The measure will affect people found to be “undermining” Ghana’s democracy, including through rigging votes
Washington has announced that it will restrict US visas for people “responsible for undermining” democracy in Ghana. The warning on Monday comes weeks before the West African nation’s presidential and parliamentary elections.
In a statement announcing the visa restriction policy, the US State Department expressed the government’s “commitment to supporting and advancing democracy” in Ghana and around the world.
Ghana has held elections that observers describe as free and fair, allowing the peaceful transfer of power between parties for over three decades. The general election scheduled for December 7 will be the ninth since the country returned to multi-party democracy in 1992.
However, allegations of voter register irregularities ahead of this year’s vote have sparked widespread concern about a potential democratic backlash.
The National Democratic Congress (NDC), the main opposition party in Africa’s top gold-producing country, held nationwide protests last month, demanding an independent audit to clean up the electoral roll and ensure credible elections. The group accused the electoral commission of illegally transferring more than 240,000 voters to different voting stations without their consent and removing the names of others.
“The NDC firmly believes these discrepancies reflect systemic issues that undermine the credibility of the voters register and, by extension, the integrity of Ghana’s electoral democracy,” the party stated in a petition to the electoral authority.
On Monday, US Secretary of State Antony Blinken hailed Ghana’s democracy as a “record to be proud of and a model to cherish,” and warned that anyone found to be sabotaging the country’s rule of law, including through rigging elections, would be barred from obtaining American visas.
“The United States’ readiness to impose visa restrictions if circumstances warrant is an example of our support for the aspirations of all Ghanaians for a peaceful, transparent, and credible electoral process that reflects the will of the people,” Blinken stated.
Washington implemented a similar visa restriction policy in the run-up to the Nigerian general election last year, barring entry to those “believed to be responsible for, or complicit in, undermining democracy” in Africa’s most populous country. Late last year, the State Department imposed a visa ban on Zimbabwean officials, citing electoral corruption and human rights violations, including voter and election observer intimidation in the southern African country.
The election in December will pit former President John Dramani Mahama, the NDC’s leader, against the ruling New Patriotic Party’s (NPP) candidate, Mahamudu Bawumia, Ghana’s current vice president.
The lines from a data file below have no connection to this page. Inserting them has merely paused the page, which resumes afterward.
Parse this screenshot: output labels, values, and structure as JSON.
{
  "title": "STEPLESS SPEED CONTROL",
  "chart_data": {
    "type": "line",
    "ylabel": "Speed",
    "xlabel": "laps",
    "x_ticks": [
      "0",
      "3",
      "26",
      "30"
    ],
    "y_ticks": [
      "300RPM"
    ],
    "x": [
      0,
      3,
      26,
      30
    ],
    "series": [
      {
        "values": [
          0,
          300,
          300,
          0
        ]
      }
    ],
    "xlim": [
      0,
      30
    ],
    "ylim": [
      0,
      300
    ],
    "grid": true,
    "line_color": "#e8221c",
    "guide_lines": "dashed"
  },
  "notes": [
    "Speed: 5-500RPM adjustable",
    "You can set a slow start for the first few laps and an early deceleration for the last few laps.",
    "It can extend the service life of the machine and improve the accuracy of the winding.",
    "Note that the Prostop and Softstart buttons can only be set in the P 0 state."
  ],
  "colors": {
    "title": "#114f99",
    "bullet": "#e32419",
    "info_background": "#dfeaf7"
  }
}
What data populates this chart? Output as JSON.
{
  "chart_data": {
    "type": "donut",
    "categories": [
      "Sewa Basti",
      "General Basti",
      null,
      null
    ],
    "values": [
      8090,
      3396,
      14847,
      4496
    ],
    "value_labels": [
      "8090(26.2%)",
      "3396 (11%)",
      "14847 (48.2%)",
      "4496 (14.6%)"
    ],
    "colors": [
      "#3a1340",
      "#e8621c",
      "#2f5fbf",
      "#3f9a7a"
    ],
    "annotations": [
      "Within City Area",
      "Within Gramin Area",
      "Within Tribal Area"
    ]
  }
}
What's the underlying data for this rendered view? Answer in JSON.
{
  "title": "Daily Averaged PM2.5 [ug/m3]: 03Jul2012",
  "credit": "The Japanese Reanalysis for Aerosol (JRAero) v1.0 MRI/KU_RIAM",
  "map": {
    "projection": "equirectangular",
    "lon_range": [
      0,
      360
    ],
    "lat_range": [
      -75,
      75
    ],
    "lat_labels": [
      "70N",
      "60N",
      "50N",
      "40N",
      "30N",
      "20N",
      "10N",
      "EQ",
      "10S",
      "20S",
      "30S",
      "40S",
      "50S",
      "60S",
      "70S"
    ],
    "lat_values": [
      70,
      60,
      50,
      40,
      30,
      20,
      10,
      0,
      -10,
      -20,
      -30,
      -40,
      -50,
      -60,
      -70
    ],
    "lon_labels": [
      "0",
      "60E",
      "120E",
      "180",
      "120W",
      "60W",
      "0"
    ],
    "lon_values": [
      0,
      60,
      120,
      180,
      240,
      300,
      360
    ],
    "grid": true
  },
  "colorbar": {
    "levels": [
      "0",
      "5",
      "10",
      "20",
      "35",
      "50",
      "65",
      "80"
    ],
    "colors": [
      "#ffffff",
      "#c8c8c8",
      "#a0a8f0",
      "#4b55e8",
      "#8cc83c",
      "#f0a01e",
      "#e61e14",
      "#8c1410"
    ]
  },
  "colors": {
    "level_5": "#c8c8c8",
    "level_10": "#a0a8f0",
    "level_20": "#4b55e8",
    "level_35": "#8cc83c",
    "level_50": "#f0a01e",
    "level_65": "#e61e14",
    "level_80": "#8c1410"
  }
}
This year marks the end of President Nana Akufo-Addo’s second and final four-year term, as stipulated by the Ghanaian constitution. Akufo-Addo first came to power in 2016 after beating Mahama in elections that year and won again in 2020.
“As we approach the elections, we should never forget that peace is fragile. Like an egg, once it is cracked, it cannot be put together again without the scars showing,” Mahama wrote on X on Monday.